Spanish Colonization (1521 - 1898)
In 1519, Ferdinand Magellan set sail for the east in search of
an alternate path to the spice islands of Southeast Asia. During
the fifteenth and sixteenth centuries Arabs controlled the Middle
East and Mediterranean trade routes from Asia to Europe; as a
result, the Spanish and Portuguese were seeking other routes that
would give them direct access to the profitable Southeast Asian
spice trade. Magellan set foot on the Philippines on March 17,
1521, at Limasawa, Leyte. On March 31, the first Catholic mass
was celebrated, followed by the baptism of a local chief and about
800 of his subjects. On April 27, 1521, however, Magellan's visit
was cut short when a local chief named Lapu-lapu killed him in
battle. Magellan had departed Spain with five ships and 237 crewmembers;
one ship and eighteen men would survive the trip back to Spain.
Despite the high cost of the voyage, the Spanish spent the next
forty years trying to establish an outpost in the Southwest Asian
Spice Islands. In 1542, Ruy Lopez de Villalobos, commander of
the fourth voyage back to the archipelago, named the islands for
Prince Philip, heir to the Spanish throne - the West has known
the islands as the Philippines ever since. Despite making several
voyages back to the Philippines, Spain didn't establish a permanent
foothold in the islands until 1565, when Miguel Lopez de Legazpi
established a settlement at Cebu. In 1572, Legazpi moved his base
of operations to Manila.
The Catholic Church played a critical role in allowing Spain to
gain a foothold in the Philippines. Spanish missionaries were
quick to learn local languages, and Catholic rituals were interpreted
in accordance with natives' indigenous beliefs and values. As
a result, a kind of folk Catholicism developed in the Philippines;
80% of the Philippine population still practices Catholicism.
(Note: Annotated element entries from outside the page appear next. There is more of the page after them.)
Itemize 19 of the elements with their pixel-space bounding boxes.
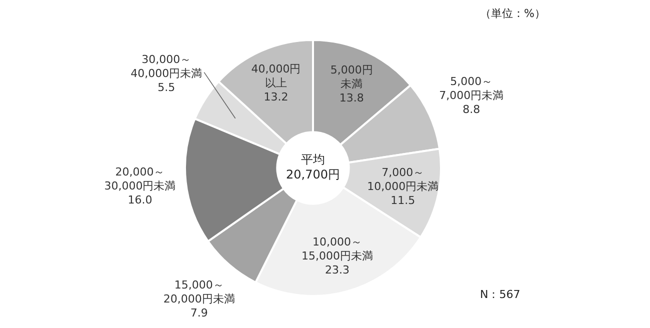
slice-label: 15,000～20,000円未満 [163, 278, 235, 306]
slice-label: 5,000円未満 [330, 63, 373, 90]
data-label: 13.2 [264, 90, 288, 104]
slice-label: 5,000～7,000円未満 [439, 74, 504, 102]
data-label: 7.9 [190, 306, 208, 320]
text: 平均 20,700円 [286, 152, 340, 182]
data-label: 16.0 [128, 193, 152, 206]
slice-label: 10,000～15,000円未満 [302, 236, 374, 263]
data-label: 23.3 [325, 264, 350, 277]
slice-label: 7,000～10,000円未満 [367, 166, 439, 194]
slice-label: 20,000～30,000円未満 [104, 165, 176, 192]
slice-label: 40,000円以上 [251, 62, 301, 90]
text: （単位：%） [480, 6, 546, 20]
data-label: 13.8 [339, 91, 364, 104]
data-label: 5.5 [158, 81, 176, 94]
slice-label: 30,000～40,000円未満 [130, 53, 202, 80]
text: N：567 [480, 288, 520, 301]
data-label: 11.5 [390, 194, 416, 208]
data-label: 8.8 [462, 102, 480, 116]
While Catholic missionaries were able to spread Spanish authority
throughout the archipelago, Islam continued as the primary religion
in southern Mindanao.
In order to support their colonial venture in the Philippines
the Spanish collected a head tax, imposed forms of forced labor,
and mandated the compulsory sale of agricultural products to the
government. Since subsistence agriculture was the norm in the
Philippines, these measures had an adverse impact on the population;
rebellions were common, but the Spanish used "divide and
conquer" techniques to prevent the emergence of a widespread
revolutionary movement.
The Spanish also used Manila as a trade port, connecting markets
in China with their colonies in Mexico and South America. Because
of these contacts with China, the Chinese population of the Philippines
increased rapidly. Chinese immigrants played a vital role in the
archipelago's economy, acting as mid-level merchants and moneylenders.
Since the non-Christian Chinese were viewed as "infidels"
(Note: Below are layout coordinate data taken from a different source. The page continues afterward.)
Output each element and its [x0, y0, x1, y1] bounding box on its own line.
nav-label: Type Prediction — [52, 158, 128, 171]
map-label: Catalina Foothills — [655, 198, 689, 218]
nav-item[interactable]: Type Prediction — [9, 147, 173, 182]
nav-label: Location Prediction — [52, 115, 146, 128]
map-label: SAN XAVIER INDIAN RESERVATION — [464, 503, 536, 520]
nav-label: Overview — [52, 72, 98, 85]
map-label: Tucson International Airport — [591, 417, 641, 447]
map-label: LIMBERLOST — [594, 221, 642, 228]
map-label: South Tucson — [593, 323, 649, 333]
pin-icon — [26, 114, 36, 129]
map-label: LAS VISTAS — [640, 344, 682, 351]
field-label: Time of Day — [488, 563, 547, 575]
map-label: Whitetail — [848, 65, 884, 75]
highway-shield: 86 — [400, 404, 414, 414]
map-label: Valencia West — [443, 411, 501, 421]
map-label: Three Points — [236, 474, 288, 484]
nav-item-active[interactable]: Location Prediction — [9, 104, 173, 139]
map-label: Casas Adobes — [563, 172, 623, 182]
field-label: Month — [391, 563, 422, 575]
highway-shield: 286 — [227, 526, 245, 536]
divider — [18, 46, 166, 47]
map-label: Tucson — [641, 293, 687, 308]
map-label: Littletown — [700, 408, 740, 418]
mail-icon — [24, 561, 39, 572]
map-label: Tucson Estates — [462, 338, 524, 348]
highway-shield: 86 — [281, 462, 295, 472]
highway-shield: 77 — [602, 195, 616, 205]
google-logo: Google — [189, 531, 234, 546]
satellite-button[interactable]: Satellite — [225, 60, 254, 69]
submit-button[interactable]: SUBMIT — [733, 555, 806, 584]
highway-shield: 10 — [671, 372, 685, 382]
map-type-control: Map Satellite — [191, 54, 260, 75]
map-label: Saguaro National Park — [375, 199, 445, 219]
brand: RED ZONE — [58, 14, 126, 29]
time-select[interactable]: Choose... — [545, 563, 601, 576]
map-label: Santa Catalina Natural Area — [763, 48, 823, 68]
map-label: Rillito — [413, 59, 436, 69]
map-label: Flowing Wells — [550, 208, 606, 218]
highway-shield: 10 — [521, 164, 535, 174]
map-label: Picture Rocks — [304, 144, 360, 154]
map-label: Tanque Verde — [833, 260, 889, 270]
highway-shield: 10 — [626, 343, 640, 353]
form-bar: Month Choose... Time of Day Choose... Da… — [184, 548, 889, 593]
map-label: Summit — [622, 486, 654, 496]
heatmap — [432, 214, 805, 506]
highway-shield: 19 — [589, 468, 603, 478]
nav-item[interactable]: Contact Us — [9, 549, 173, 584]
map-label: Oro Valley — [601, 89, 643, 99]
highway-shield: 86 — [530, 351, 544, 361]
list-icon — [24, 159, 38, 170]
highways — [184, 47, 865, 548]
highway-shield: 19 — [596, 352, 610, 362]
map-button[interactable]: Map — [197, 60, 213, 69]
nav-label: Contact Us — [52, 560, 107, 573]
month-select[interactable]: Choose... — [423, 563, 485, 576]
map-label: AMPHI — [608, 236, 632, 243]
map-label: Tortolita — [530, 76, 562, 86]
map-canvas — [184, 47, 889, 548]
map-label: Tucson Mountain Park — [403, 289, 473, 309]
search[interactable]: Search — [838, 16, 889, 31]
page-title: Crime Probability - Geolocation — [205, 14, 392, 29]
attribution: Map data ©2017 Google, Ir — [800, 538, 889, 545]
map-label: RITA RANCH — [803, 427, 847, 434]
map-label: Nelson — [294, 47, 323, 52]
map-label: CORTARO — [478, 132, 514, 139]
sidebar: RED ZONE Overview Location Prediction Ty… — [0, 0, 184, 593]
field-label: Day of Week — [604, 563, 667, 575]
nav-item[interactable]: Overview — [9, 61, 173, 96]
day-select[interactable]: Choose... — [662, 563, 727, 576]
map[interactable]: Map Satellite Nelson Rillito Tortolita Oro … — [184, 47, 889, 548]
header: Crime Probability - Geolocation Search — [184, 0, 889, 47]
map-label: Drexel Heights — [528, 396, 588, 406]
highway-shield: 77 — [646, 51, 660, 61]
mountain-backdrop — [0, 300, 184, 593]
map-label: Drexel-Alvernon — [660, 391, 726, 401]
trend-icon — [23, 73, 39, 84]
by Spanish authorities, they were forced to live in segregated
ghettos in Manila. Through the centuries, however, the Chinese
eventually intermarried with Spanish or indigenous peoples, adding
even more diversity to the Philippines' cultural mix.
As Spain's colonial possessions in the Americas gained independence
in the early nineteenth century, the Spanish were forced to re-evaluate
their economic policies in the Philippines. In 1834, the port
of Manila was opened to world trade. In addition, the production
of cash crops increased greatly during the nineteenth century.
As a class of wealthy landowners and merchants emerged, young
Filipinos began traveling to Spain and other parts of Europe to
complete their studies. These expatriate scholars soon formed
the core of a new reform movement called the Propaganda Movement,
which lasted roughly from 1880 to 1895. This movement called for
the annexation of the Philippines, Filipino representation in
the Spanish legislature, freedom of the speech and the press,
and Filipino equality before the law. Intellectuals such as Jose
Rizal and Marcelo del Pilar became the leading figures in this
reform movement.
When calls for reform were ignored by Spanish officials, a secret,
revolutionary group called the Katipunan gained popularity. The
Katipunan was founded by Andres Bonifacio and Emilio Jacinto in
1892. The group was especially adept at recruiting peasants and
members of the working class. While Jose Rizal, a key figure of
the Propaganda Movement, opposed the Katipunan's calls for Philippine
independence, the Katipunan viewed Rizal as the key figure of
Philippine resistance; Rizal's imprisonment in 1892 and subsequent
execution in 1896 emboldened the resolve of the revolutionary
group. As the war for independence gained momentum, members of
the Philippine elite became active in the Katipunan. This became
significant when General Emilio Aguinaldo, a wealthy landowner,
took control of the Katipunan and had Andres Bonifacio executed.
Aguinaldo modified the goals of the group to include the possibility
of Philippine integration into the Spanish empire in exchange
for church lands. This move prompted some to suggest that Aguinaldo
and other elites were willing to betray the original goals of
the Katipunan as long as the elites' self-serving interests were
met. The war against the Spanish continued, however.